Tutorials
Tutorial: Stream Reasoning: Managing Velocity and Variety in Big Data
Abstract:
Many “big data” applications must process large volumes of heterogeneous data in real-time or near real-time to create new knowledge.
The research on Semantic Web has focused on the variety of data, devising data representation and processing techniques that promote the integration and reasoning on available data to produce new knowledge.
On the other hand, the community working on event and stream processing has focused on the velocity of data, producing systems that efficiently operate on streams of data on-the-fly according to pre-deployed processing rules or queries.
Several recent works explore the synergy between stream processing and reasoning to fully capture the requirements of modern data intensive applications. This gave birth to the research domain of stream reasoning.
This tutorial offers a detailed presentation of the theoretical and technological achievements in stream reasoning, highlighting the key benefits and limitations of existing approaches, and discussing the open issues and opportunities for future research.
The tutorial is conceived for an audience that is familiar with the models and systems for event and stream processing. It aims to further promote the integration of reasoning and event and stream processing in two ways: (i) it presents an active research domain, where researchers on event and stream processing can apply their expertise; (ii) it overviews reasoning techniques and technologies that can help advancing the state of the art in event and stream processing.

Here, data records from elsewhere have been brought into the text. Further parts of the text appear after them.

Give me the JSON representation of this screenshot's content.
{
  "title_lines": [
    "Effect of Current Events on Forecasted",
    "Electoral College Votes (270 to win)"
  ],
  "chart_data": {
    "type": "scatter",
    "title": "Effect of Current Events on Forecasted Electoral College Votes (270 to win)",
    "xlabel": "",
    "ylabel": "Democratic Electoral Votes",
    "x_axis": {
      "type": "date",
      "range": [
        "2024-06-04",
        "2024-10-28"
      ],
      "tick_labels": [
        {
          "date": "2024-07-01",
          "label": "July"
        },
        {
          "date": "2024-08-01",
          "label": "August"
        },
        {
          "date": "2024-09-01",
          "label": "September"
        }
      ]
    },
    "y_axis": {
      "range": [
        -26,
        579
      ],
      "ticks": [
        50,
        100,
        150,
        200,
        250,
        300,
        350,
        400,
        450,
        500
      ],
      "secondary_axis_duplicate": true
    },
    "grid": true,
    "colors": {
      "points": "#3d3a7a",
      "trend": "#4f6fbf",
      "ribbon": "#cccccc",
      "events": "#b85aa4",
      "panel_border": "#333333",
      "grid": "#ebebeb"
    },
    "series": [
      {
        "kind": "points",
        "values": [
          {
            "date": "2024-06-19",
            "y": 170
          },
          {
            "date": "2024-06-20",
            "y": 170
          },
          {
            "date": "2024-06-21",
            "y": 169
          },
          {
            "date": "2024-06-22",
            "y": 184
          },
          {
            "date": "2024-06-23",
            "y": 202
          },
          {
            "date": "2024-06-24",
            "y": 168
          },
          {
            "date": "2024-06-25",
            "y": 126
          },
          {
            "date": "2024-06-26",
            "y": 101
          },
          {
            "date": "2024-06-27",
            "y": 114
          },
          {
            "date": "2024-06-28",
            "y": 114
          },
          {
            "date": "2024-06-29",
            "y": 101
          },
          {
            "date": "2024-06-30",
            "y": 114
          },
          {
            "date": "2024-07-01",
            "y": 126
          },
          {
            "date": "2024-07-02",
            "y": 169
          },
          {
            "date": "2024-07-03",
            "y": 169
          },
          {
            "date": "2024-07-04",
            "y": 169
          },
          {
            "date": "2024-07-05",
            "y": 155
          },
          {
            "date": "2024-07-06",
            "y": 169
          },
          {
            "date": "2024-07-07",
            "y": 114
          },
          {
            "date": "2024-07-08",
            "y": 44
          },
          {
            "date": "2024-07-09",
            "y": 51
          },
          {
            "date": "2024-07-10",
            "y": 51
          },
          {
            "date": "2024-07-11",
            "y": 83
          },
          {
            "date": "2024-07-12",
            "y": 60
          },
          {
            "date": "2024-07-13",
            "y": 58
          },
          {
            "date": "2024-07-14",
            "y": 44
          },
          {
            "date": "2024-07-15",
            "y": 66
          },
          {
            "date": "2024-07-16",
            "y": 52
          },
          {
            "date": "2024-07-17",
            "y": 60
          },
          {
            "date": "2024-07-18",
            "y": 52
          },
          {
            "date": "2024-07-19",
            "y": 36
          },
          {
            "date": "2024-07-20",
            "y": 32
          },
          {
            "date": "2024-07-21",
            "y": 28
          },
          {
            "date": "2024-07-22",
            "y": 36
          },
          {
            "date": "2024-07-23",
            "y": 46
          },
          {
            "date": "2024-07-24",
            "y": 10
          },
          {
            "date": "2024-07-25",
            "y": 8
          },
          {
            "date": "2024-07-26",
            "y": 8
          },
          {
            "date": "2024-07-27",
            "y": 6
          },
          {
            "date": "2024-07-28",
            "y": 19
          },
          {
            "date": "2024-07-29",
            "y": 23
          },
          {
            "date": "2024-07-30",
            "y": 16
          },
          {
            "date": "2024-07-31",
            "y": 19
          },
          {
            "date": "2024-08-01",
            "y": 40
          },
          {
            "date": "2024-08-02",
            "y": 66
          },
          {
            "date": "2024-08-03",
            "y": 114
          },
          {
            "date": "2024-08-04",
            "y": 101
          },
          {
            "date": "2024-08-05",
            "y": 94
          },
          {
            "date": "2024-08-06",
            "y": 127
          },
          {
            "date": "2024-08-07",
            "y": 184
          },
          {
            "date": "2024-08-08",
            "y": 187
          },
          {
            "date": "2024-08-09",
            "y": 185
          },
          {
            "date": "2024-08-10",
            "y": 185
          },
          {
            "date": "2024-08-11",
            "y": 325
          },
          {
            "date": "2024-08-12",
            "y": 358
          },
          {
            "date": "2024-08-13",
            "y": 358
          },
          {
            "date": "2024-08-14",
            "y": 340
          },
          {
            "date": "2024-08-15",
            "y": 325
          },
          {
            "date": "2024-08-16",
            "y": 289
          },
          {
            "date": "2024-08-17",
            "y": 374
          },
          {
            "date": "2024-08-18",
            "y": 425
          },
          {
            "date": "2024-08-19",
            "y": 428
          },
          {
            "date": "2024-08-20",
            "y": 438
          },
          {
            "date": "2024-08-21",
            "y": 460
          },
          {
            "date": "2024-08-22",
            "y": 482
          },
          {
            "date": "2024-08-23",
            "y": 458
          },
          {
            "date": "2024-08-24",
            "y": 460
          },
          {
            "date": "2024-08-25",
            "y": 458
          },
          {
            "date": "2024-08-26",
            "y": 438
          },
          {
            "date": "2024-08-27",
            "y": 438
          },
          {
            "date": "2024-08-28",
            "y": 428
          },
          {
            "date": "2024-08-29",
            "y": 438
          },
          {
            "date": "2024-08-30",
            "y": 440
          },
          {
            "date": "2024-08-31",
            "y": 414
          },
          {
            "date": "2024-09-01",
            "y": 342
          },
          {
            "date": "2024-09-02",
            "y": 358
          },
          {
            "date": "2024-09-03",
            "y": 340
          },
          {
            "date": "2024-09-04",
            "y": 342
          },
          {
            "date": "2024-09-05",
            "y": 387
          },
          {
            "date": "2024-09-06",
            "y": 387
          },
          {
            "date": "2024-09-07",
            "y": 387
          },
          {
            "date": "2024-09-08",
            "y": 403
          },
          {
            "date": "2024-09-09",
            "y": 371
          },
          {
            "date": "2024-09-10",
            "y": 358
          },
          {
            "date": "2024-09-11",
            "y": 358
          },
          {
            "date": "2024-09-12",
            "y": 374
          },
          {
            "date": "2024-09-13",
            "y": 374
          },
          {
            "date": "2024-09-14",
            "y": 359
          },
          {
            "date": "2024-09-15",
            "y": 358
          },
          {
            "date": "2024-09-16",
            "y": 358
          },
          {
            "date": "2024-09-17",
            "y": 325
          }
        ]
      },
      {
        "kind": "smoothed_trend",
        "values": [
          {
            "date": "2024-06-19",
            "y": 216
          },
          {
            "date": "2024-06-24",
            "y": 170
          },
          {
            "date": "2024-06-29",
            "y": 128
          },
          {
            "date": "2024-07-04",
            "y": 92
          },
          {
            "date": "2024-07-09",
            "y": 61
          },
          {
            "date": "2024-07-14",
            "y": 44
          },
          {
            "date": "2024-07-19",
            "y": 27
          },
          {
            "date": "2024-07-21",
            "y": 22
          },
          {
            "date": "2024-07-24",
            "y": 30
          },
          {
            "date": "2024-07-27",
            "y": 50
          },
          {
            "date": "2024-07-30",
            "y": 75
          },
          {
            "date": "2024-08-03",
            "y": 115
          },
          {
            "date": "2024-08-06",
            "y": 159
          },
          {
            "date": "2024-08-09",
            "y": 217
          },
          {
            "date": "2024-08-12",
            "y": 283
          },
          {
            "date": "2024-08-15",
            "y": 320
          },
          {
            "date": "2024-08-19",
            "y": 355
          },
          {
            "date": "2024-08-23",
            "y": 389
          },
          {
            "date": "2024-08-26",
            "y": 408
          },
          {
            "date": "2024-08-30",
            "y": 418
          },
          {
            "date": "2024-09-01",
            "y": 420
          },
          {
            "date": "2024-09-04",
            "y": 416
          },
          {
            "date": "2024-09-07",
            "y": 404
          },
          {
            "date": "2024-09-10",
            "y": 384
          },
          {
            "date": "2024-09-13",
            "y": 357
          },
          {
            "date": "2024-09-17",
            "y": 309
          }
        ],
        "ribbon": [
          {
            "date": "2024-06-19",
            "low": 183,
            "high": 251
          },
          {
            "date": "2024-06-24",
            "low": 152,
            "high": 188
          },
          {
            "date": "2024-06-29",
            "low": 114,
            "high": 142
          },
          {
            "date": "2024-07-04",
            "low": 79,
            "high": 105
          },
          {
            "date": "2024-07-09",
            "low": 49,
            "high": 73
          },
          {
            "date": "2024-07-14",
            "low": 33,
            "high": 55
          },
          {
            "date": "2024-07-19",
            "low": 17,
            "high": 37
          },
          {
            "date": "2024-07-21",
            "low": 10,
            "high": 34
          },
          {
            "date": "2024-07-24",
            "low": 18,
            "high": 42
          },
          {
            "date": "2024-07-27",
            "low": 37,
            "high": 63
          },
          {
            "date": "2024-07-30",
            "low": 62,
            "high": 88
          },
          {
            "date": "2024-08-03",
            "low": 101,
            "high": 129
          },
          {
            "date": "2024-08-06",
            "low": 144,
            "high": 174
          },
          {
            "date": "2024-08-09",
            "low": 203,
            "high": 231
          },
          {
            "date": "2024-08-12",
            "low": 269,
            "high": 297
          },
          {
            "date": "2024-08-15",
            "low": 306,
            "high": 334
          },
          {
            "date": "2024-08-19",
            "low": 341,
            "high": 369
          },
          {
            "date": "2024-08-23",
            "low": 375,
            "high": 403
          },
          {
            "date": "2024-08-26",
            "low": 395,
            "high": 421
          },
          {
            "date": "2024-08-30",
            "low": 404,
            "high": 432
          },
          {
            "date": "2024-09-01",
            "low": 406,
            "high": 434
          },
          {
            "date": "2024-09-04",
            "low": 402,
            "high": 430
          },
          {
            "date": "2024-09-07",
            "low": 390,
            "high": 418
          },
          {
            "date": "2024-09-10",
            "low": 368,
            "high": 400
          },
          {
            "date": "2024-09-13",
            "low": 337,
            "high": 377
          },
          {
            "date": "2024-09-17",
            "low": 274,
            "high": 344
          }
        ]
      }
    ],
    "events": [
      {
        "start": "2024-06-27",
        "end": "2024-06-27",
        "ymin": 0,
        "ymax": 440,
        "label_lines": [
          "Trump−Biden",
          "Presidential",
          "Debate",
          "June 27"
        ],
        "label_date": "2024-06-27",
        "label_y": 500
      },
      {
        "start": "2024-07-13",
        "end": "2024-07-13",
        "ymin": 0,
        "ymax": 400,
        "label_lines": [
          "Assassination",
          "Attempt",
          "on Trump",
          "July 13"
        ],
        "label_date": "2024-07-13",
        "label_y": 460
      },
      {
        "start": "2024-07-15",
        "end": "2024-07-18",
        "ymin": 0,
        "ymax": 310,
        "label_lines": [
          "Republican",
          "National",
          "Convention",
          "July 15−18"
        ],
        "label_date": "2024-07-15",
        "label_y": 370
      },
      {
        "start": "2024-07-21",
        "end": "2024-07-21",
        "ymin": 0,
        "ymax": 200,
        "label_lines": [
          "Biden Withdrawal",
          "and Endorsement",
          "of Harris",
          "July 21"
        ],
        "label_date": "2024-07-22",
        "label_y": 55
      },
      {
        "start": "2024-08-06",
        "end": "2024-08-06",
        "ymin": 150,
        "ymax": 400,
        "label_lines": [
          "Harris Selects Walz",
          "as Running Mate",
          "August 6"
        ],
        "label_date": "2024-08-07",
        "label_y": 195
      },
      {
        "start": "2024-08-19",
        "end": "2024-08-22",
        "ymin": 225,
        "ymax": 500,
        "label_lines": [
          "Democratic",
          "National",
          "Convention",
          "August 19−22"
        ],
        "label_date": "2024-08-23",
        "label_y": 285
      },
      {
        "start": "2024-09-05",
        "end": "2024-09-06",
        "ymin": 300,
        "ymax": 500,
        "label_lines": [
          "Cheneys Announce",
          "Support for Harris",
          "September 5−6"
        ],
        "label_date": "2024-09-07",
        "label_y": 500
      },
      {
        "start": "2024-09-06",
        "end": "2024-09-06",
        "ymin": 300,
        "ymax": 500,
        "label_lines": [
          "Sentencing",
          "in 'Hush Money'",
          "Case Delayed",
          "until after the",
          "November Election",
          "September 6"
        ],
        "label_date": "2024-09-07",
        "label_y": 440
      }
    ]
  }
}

Further details are available from the workshop website at: http://streamreasoning.org/events/srdebs2016.
Emanuele Della Valle is an Assistant Professor of Software
Project Management at the Department of Electronics and
Information at Politecnico di Milano. He tries to perform
research that is justified and guided by business needs. His
major interest is in translating research results into business opportunities. In more than a decade of research,
his research interests covered Semantic Web, Web Services,
Service Oriented Architectures, Search Engines and, more
recently on Stream Management Systems and Rank-aware
Databases. His major research contributions are the stream
reasoning concept –an approach to master the velocity and
variety dimensions of Big Data–, and its embodiment in the
Continuous SPARQL query language and execution environment.
His education activities include lecturing on Software
Project Management, Semantic Technologies, Stream Processing and Big Data technologies. He offered Stream Reasoning tutorials at SemTech 2011, ESWC 2011, ISWC 2013,
ESWC 2014, ISWC 2014, and ISWC 2015. He offered a
tutorial about Realizing Semantic Web Applications at BIS
2008, ISWC 2008, and ICWE 2010.
Daniele Dell'Aglio is a PhD student at the Dipartimento di Elettronica, Informazione e Bioingegneria (DEIB) of the Politecnico di Milano since November 2012. His research activities focus on Stream Reasoning, i.e. the application of inference techniques to data streams. In his major research topic, he is studying the problem of evaluating continuous queries in presence of highly-dynamic and heterogeneous data. Daniele won an IBM PhD Fellowship award 2014, and he is currently involved in the activities of the W3C Community Group on RDF Stream Processing. From 2008 to 2012, Daniele worked as junior researcher and consultant at CEFRIEL. He participated in the Smart City research activities of the LarKC FP7 project and in research activities related to Web services and recommender systems in the SOA4All and the Service Finder FP7 projects. He holds a MSc and a BSc in computing system engineering (Politecnico di Milano). Daniele contributed in the realization of several prototypes of services in the urban context, such as BOTTARI (1st prize at the Semantic Web challenge 2011), Traffic LarKC (1st prize at the AI Mashup challenge 2011), Twindex and ECSTASYS (respectively 3rd prize at the AI Mashup challenge 2013 and 2014).
Alessandro Margara is an Assistant Professor at the Department of Electronics and Information at Politecnico di
Milano. Alessandro received his PhD from Politecnico di
Milano in 2012. He has been visiting research scholar at the
Purdue University and post-doctoral researcher at the Vrije
Universiteit Amsterdam (2012–2014) and at the Universit`
a
della Svizzera Italiana, Lugano (2014–2016).
Alessandro’s research interests focus on middleware solutions to ease the design and development of complex distributed systems, with a special emphasis on event stream
processing and reactive systems. The results of his research
have been published in international conferences and journals, including ACM Computing Surveys, IEEE Transactions of Parallel and Distributed Systems, ICSE, ICDCS,
Middleware, DEBS.
Related to the topic of the tutorial, Alessandro co-authored a survey on events and stream processing and
a paper on the analysis of the stream reasoning research
field. He co-authored a tutorial on event and stream
processing in DEBS 2011. He is a proposer and lecturer of
a course on Stream and Complex Event Processing for PhD
students at Politecnico di Milano and he is a guest lecturer
for a course on Concepts and Technologies for Distributed
Systems and Big Data Processing at TU Darmstadt.